Ce réajustement des salaires pourrait être en défaveur des employeurs des PME. Suttyhudeo Tengur soutient que ce sont les PME employant un grand nombre de salariés qui seront les plus affectées. « Déjà avec le salaire minimum revu et la compensation salariale, de nombreuses PME font face à des difficultés pour payer les salaires. Maintenant, une nouvelle augmentation sera un autre coup de massue », souligne-t-il.
Par ailleurs, face à la problématique de main-d’œuvre dont font face plusieurs secteurs, un réajustement des salaires risque de pousser les employeurs à freiner tout recrutement. Tahir Wahab craint que les employeurs ne soient beaucoup plus réticents à recruter de nouveaux employés en raison d’une éventuelle augmentation des coûts. « Une situation qui peut avoir un impact négatif sur leur rentabilité et viabilité financière. Elle peut entraîner une réduction des investissements, des plans d’expansion ou des licenciements potentiels pour gérer les dépenses salariales », appuie-t-il.

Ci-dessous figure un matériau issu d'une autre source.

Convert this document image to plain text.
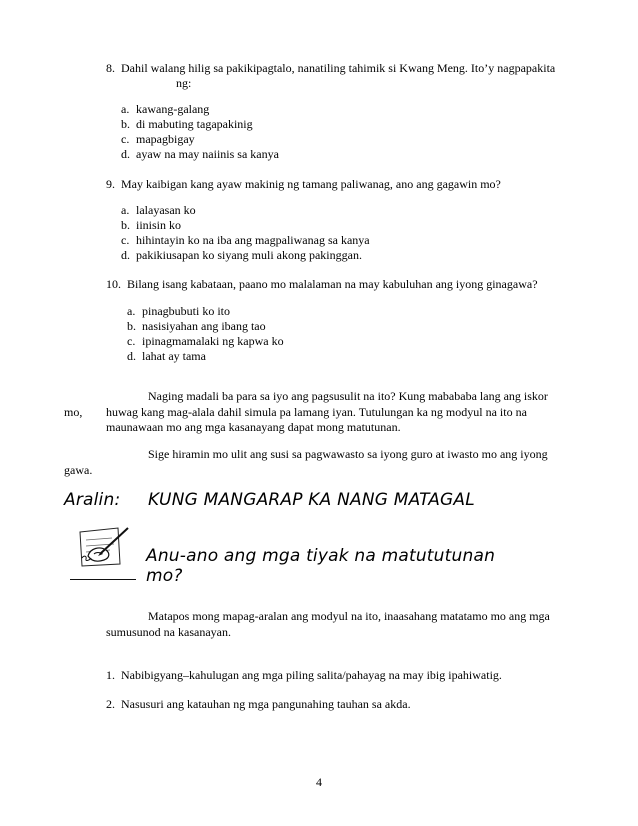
8. Dahil walang hilig sa pakikipagtalo, nanatiling tahimik si Kwang Meng. Ito’y nagpapakita
ng:
a. kawang-galang
b. di mabuting tagapakinig
c. mapagbigay
d. ayaw na may naiinis sa kanya
9. May kaibigan kang ayaw makinig ng tamang paliwanag, ano ang gagawin mo?
a. lalayasan ko
b. iinisin ko
c. hihintayin ko na iba ang magpaliwanag sa kanya
d. pakikiusapan ko siyang muli akong pakinggan.
10. Bilang isang kabataan, paano mo malalaman na may kabuluhan ang iyong ginagawa?
a. pinagbubuti ko ito
b. nasisiyahan ang ibang tao
c. ipinagmamalaki ng kapwa ko
d. lahat ay tama
Naging madali ba para sa iyo ang pagsusulit na ito? Kung mabababa lang ang iskor
mo, huwag kang mag-alala dahil simula pa lamang iyan. Tutulungan ka ng modyul na ito na
maunawaan mo ang mga kasanayang dapat mong matutunan.
Sige hiramin mo ulit ang susi sa pagwawasto sa iyong guro at iwasto mo ang iyong
gawa.
Aralin: KUNG MANGARAP KA NANG MATAGAL
Anu-ano ang mga tiyak na matututunan
mo?
Matapos mong mapag-aralan ang modyul na ito, inaasahang matatamo mo ang mga
sumusunod na kasanayan.
1. Nabibigyang–kahulugan ang mga piling salita/pahayag na may ibig ipahiwatig.
2. Nasusuri ang katauhan ng mga pangunahing tauhan sa akda.
4
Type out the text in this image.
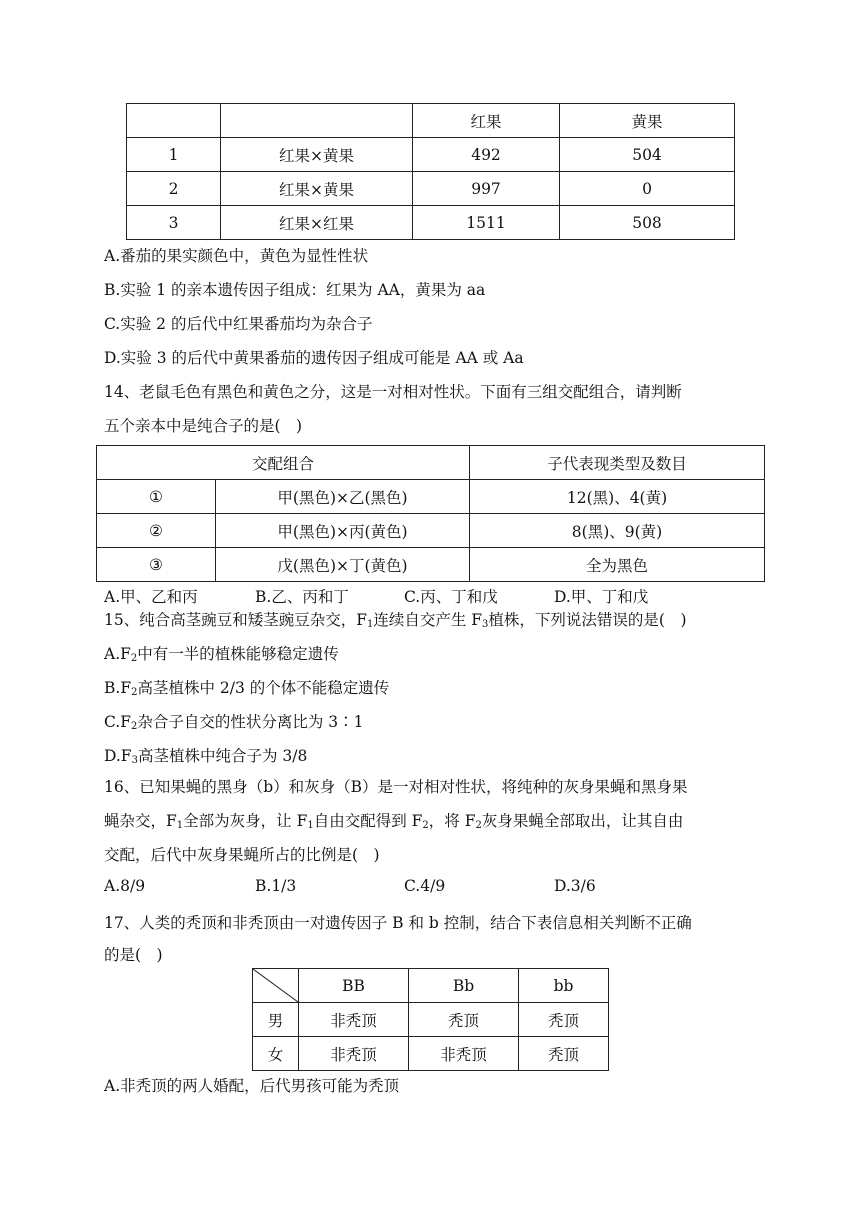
		红果	黄果
1	红果×黄果	492	504
2	红果×黄果	997	0
3	红果×红果	1511	508
A.番茄的果实颜色中，黄色为显性性状
B.实验 1 的亲本遗传因子组成：红果为 AA，黄果为 aa
C.实验 2 的后代中红果番茄均为杂合子
D.实验 3 的后代中黄果番茄的遗传因子组成可能是 AA 或 Aa
14、老鼠毛色有黑色和黄色之分，这是一对相对性状。下面有三组交配组合，请判断
五个亲本中是纯合子的是(　)
交配组合		子代表现类型及数目
①	甲(黑色)×乙(黑色)	12(黑)、4(黄)
②	甲(黑色)×丙(黄色)	8(黑)、9(黄)
③	戊(黑色)×丁(黄色)	全为黑色
A.甲、乙和丙	B.乙、丙和丁	C.丙、丁和戊	D.甲、丁和戊
15、纯合高茎豌豆和矮茎豌豆杂交，$F_1$连续自交产生 $F_3$植株，下列说法错误的是(　)
$A.F_2$中有一半的植株能够稳定遗传
$B.F_2$高茎植株中 2/3 的个体不能稳定遗传
$C.F_2$杂合子自交的性状分离比为 3∶1
$D.F_3$高茎植株中纯合子为 3/8
16、已知果蝇的黑身（b）和灰身（B）是一对相对性状，将纯种的灰身果蝇和黑身果
蝇杂交，$F_1$全部为灰身，让 $F_1$自由交配得到 $F_2$，将 $F_2$灰身果蝇全部取出，让其自由
交配，后代中灰身果蝇所占的比例是(　)
A.8/9	B.1/3	C.4/9	D.3/6
17、人类的秃顶和非秃顶由一对遗传因子 B 和 b 控制，结合下表信息相关判断不正确
的是(　)
	BB	Bb	bb
男	非秃顶	秃顶	秃顶
女	非秃顶	非秃顶	秃顶
A.非秃顶的两人婚配，后代男孩可能为秃顶
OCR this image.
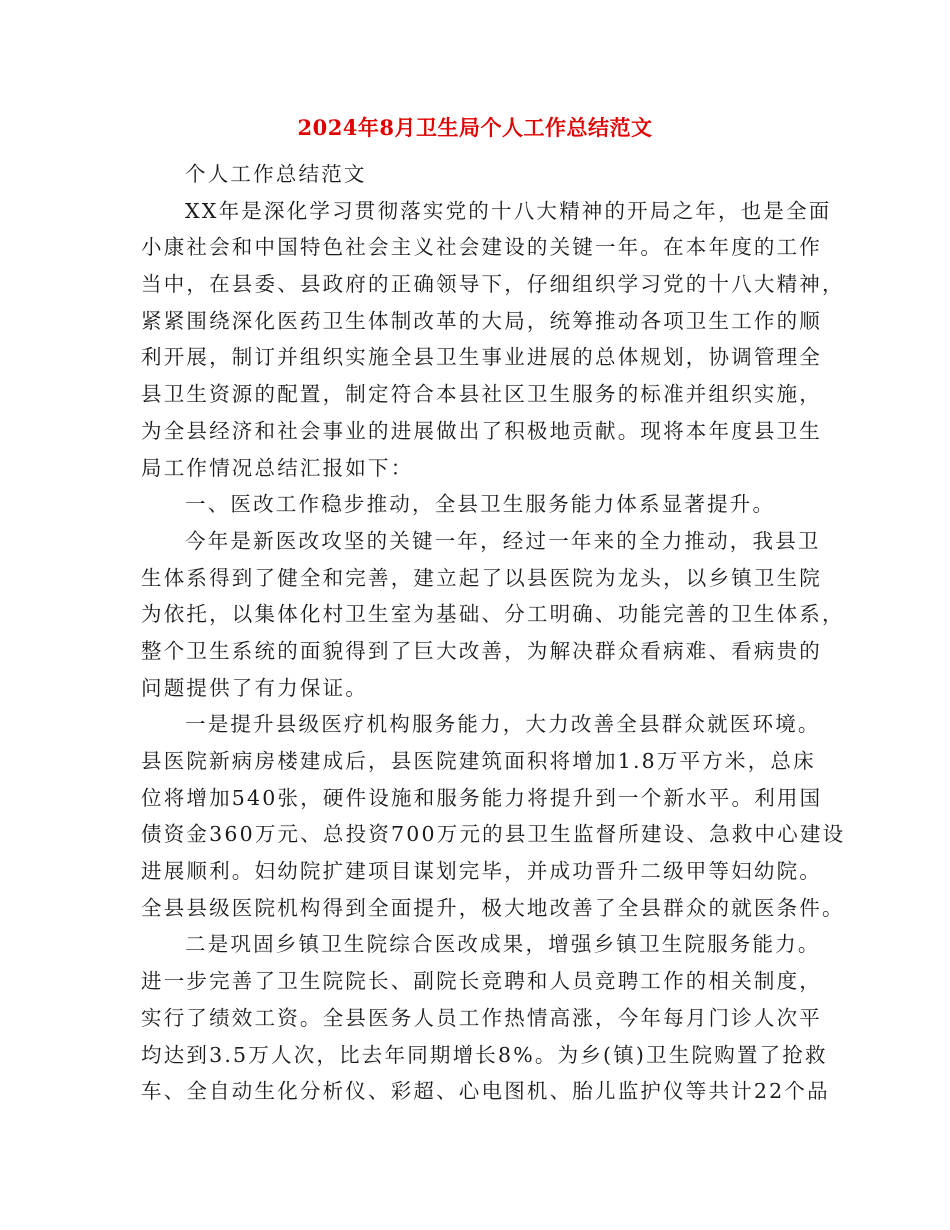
2024年8月卫生局个人工作总结范文
个人工作总结范文
XX年是深化学习贯彻落实党的十八大精神的开局之年，也是全面
小康社会和中国特色社会主义社会建设的关键一年。在本年度的工作
当中，在县委、县政府的正确领导下，仔细组织学习党的十八大精神，
紧紧围绕深化医药卫生体制改革的大局，统筹推动各项卫生工作的顺
利开展，制订并组织实施全县卫生事业进展的总体规划，协调管理全
县卫生资源的配置，制定符合本县社区卫生服务的标准并组织实施，
为全县经济和社会事业的进展做出了积极地贡献。现将本年度县卫生
局工作情况总结汇报如下：
一、医改工作稳步推动，全县卫生服务能力体系显著提升。
今年是新医改攻坚的关键一年，经过一年来的全力推动，我县卫
生体系得到了健全和完善，建立起了以县医院为龙头，以乡镇卫生院
为依托，以集体化村卫生室为基础、分工明确、功能完善的卫生体系，
整个卫生系统的面貌得到了巨大改善，为解决群众看病难、看病贵的
问题提供了有力保证。
一是提升县级医疗机构服务能力，大力改善全县群众就医环境。
县医院新病房楼建成后，县医院建筑面积将增加1.8万平方米，总床
位将增加540张，硬件设施和服务能力将提升到一个新水平。利用国
债资金360万元、总投资700万元的县卫生监督所建设、急救中心建设
进展顺利。妇幼院扩建项目谋划完毕，并成功晋升二级甲等妇幼院。
全县县级医院机构得到全面提升，极大地改善了全县群众的就医条件。
二是巩固乡镇卫生院综合医改成果，增强乡镇卫生院服务能力。
进一步完善了卫生院院长、副院长竞聘和人员竞聘工作的相关制度，
实行了绩效工资。全县医务人员工作热情高涨，今年每月门诊人次平
均达到3.5万人次，比去年同期增长8%。为乡(镇)卫生院购置了抢救
车、全自动生化分析仪、彩超、心电图机、胎儿监护仪等共计22个品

Coup de pouce à la productivité
La productivité du travail a connu une hausse de 3,1 % entre 2021 et 2022 passant de 102.2 à 105.4. Selon François de Grivel, la productivité pourrait bénéficier d’un réajustement des salaires. « Celui-ci pourrait toucher à l’engagement du personnel dans son travail. Il apportera également une certaine objectivité des salaires. Aujourd’hui, un ancien employé et un nouvel employé touchent le même salaire, ce qui ne semble pas tout à fait juste et équitable », argumente-t-il. Et de l’avis de Tahir Wahab, si les réajustements salariaux améliorent la satisfaction et la productivité des employés, ils peuvent bénéficier indirectement aux employeurs en réduisant la rotation du personnel et en améliorant la rétention des talents.